Kargo is an on-demand startup that seeks to democratize Indonesia’s inter-city logistics landscape by feeding deliveries to idle drivers in the area with a truck and time on their hands. It identifies inefficient transportation routes that can in turn be optimized.
By doing this, Kargo helps suppliers maximize their capacity. The company sees the process through from end to end, also helping with insurance and vendor payments.
CEO Yodi Aditya said, his firm’s main goal for the future is to construct “chainable logistics operations”, by connecting all logistics companies in the archipelago in one online ecosystem.
“Our online dashboard makes delivery activities simple and easy – including booking, shipment tracking, insurance, payment and vendor management. We enable business to reduce logistics cost and increase productivity,” Aditya said in a statement.
Logistics have been one of Indonesia’s main hurdles when it comes to business and growth.
Currently, the cost of logistics in the archipelago stands at a whopping 24 per cent of the country’s overall GDP, about 2.5 times higher than logistics cost in Singapore. A World Bank report said that bringing the figure down to 16 per cent — like in Thailand — would mean enormous savings of some $80 billion a year.
President Joko ‘Jokowi’ Widodo realizes this and has vowed to make the case in his top priority. He has called for local companies to find innovative ways to lower the average dwell time of shipments in the nation’s ports.
“Dwell time is inevitable for logistics company and bring up the cost. Kargo technology help the company reduce cost by maximize truck utilization and increase their services quality. Efficiency will bring domino effect in this logistics chain,” said Aditya.
Indonesia’s logistics industry is expected to move forward in line with the country’s fast growth. Boston Consulting Group (BCG) revealed that the sector has been recording strong double digit growth in the past few years, and will continue to do so on the back of increased domestic consumption, higher trade, lower external financing costs, and more infrastructure development.
The domestic market size for logistics as a whole in Indonesia is estimated at S$163.4 billion and still growing.
E-payments, logistics, and infrastructure are often cited as the three main spaces that need to be improved upon before many modern business models in Indonesia (like e-commerce, for example) can see significant growth – similar to markets like the United States, China, and India.
Furthermore, BCG says that the ASEAN Economic Community could soon pose interesting problems and opportunities for Indonesian businesses. Much work still needs to be done to improve international connectivity and the country’s export competitiveness. For this reason, it is important for Indonesia’s logistics sector to start adopting a more integrated approach that ensures efficiencies across the entire supply chain.

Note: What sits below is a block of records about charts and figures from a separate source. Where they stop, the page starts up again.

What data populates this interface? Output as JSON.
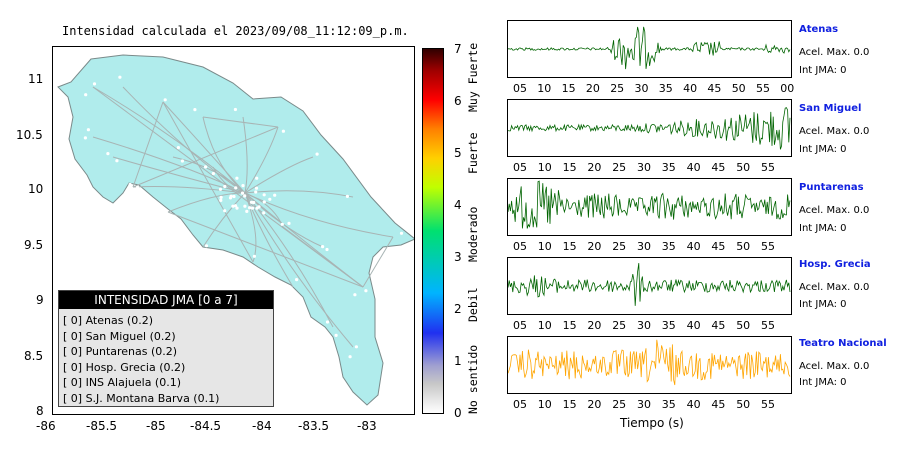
{
  "map": {
    "title": "Intensidad calculada el 2023/09/08_11:12:09_p.m.",
    "xticks": [
      "-86",
      "-85.5",
      "-85",
      "-84.5",
      "-84",
      "-83.5",
      "-83"
    ],
    "yticks": [
      "11",
      "10.5",
      "10",
      "9.5",
      "9",
      "8.5",
      "8"
    ],
    "land_color": "#b0ecec",
    "road_color": "#a8b4b4"
  },
  "legend": {
    "title": "INTENSIDAD JMA [0 a 7]",
    "items": [
      {
        "text": "[ 0]  Atenas (0.2)"
      },
      {
        "text": "[ 0]  San Miguel (0.2)"
      },
      {
        "text": "[ 0]  Puntarenas (0.2)"
      },
      {
        "text": "[ 0]  Hosp. Grecia (0.2)"
      },
      {
        "text": "[ 0]  INS Alajuela (0.1)"
      },
      {
        "text": "[ 0]  S.J. Montana Barva (0.1)"
      }
    ]
  },
  "colorbar": {
    "ticks": [
      "7",
      "6",
      "5",
      "4",
      "3",
      "2",
      "1",
      "0"
    ],
    "classes": [
      "No sentido",
      "Debil",
      "Moderado",
      "Fuerte",
      "Muy Fuerte"
    ]
  },
  "stations": [
    {
      "name": "Atenas",
      "accel": "Acel. Max. 0.0",
      "int": "Int JMA: 0",
      "color": "#006400"
    },
    {
      "name": "San Miguel",
      "accel": "Acel. Max. 0.0",
      "int": "Int JMA: 0",
      "color": "#006400"
    },
    {
      "name": "Puntarenas",
      "accel": "Acel. Max. 0.0",
      "int": "Int JMA: 0",
      "color": "#006400"
    },
    {
      "name": "Hosp. Grecia",
      "accel": "Acel. Max. 0.0",
      "int": "Int JMA: 0",
      "color": "#006400"
    },
    {
      "name": "Teatro Nacional",
      "accel": "Acel. Max. 0.0",
      "int": "Int JMA: 0",
      "color": "#ffa500"
    }
  ],
  "time_axis": {
    "xlabel": "Tiempo (s)",
    "panels": [
      {
        "ticks": [
          "05",
          "10",
          "15",
          "20",
          "25",
          "30",
          "35",
          "40",
          "45",
          "50",
          "55",
          "00"
        ]
      },
      {
        "ticks": [
          "05",
          "10",
          "15",
          "20",
          "25",
          "30",
          "35",
          "40",
          "45",
          "50",
          "55"
        ]
      },
      {
        "ticks": [
          "05",
          "10",
          "15",
          "20",
          "25",
          "30",
          "35",
          "40",
          "45",
          "50",
          "55"
        ]
      },
      {
        "ticks": [
          "05",
          "10",
          "15",
          "20",
          "25",
          "30",
          "35",
          "40",
          "45",
          "50",
          "55"
        ]
      },
      {
        "ticks": [
          "05",
          "10",
          "15",
          "20",
          "25",
          "30",
          "35",
          "40",
          "45",
          "50",
          "55"
        ]
      }
    ]
  },
  "chart_data": [
    {
      "type": "scatter",
      "title": "Intensidad calculada el 2023/09/08_11:12:09_p.m.",
      "xlim": [
        -86,
        -82.6
      ],
      "ylim": [
        8,
        11.3
      ],
      "legend_title": "INTENSIDAD JMA [0 a 7]",
      "legend_position": "bottom-left",
      "stations": [
        {
          "label": "[ 0]  Atenas (0.2)"
        },
        {
          "label": "[ 0]  San Miguel (0.2)"
        },
        {
          "label": "[ 0]  Puntarenas (0.2)"
        },
        {
          "label": "[ 0]  Hosp. Grecia (0.2)"
        },
        {
          "label": "[ 0]  INS Alajuela (0.1)"
        },
        {
          "label": "[ 0]  S.J. Montana Barva (0.1)"
        }
      ],
      "colorbar": {
        "range": [
          0,
          7
        ],
        "classes": [
          "No sentido",
          "Debil",
          "Moderado",
          "Fuerte",
          "Muy Fuerte"
        ]
      }
    },
    {
      "type": "line",
      "xlabel": "Tiempo (s)",
      "series": [
        {
          "name": "Atenas",
          "max_accel": 0.0,
          "jma": 0,
          "color": "#006400"
        },
        {
          "name": "San Miguel",
          "max_accel": 0.0,
          "jma": 0,
          "color": "#006400"
        },
        {
          "name": "Puntarenas",
          "max_accel": 0.0,
          "jma": 0,
          "color": "#006400"
        },
        {
          "name": "Hosp. Grecia",
          "max_accel": 0.0,
          "jma": 0,
          "color": "#006400"
        },
        {
          "name": "Teatro Nacional",
          "max_accel": 0.0,
          "jma": 0,
          "color": "#ffa500"
        }
      ]
    }
  ]
}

“AEC will significantly increases the intensity of goods and commodity’s flow in the region. It will also impose a great challenge because for a very long time, the country’s logistics sector has been inefficient with no one disrupting the market,” said Wilson Cuaca, managing partner of East Ventures.
“But we believe the technology Kargo develops will empower Indonesia’s competitiveness for domestic and international trade,” he added.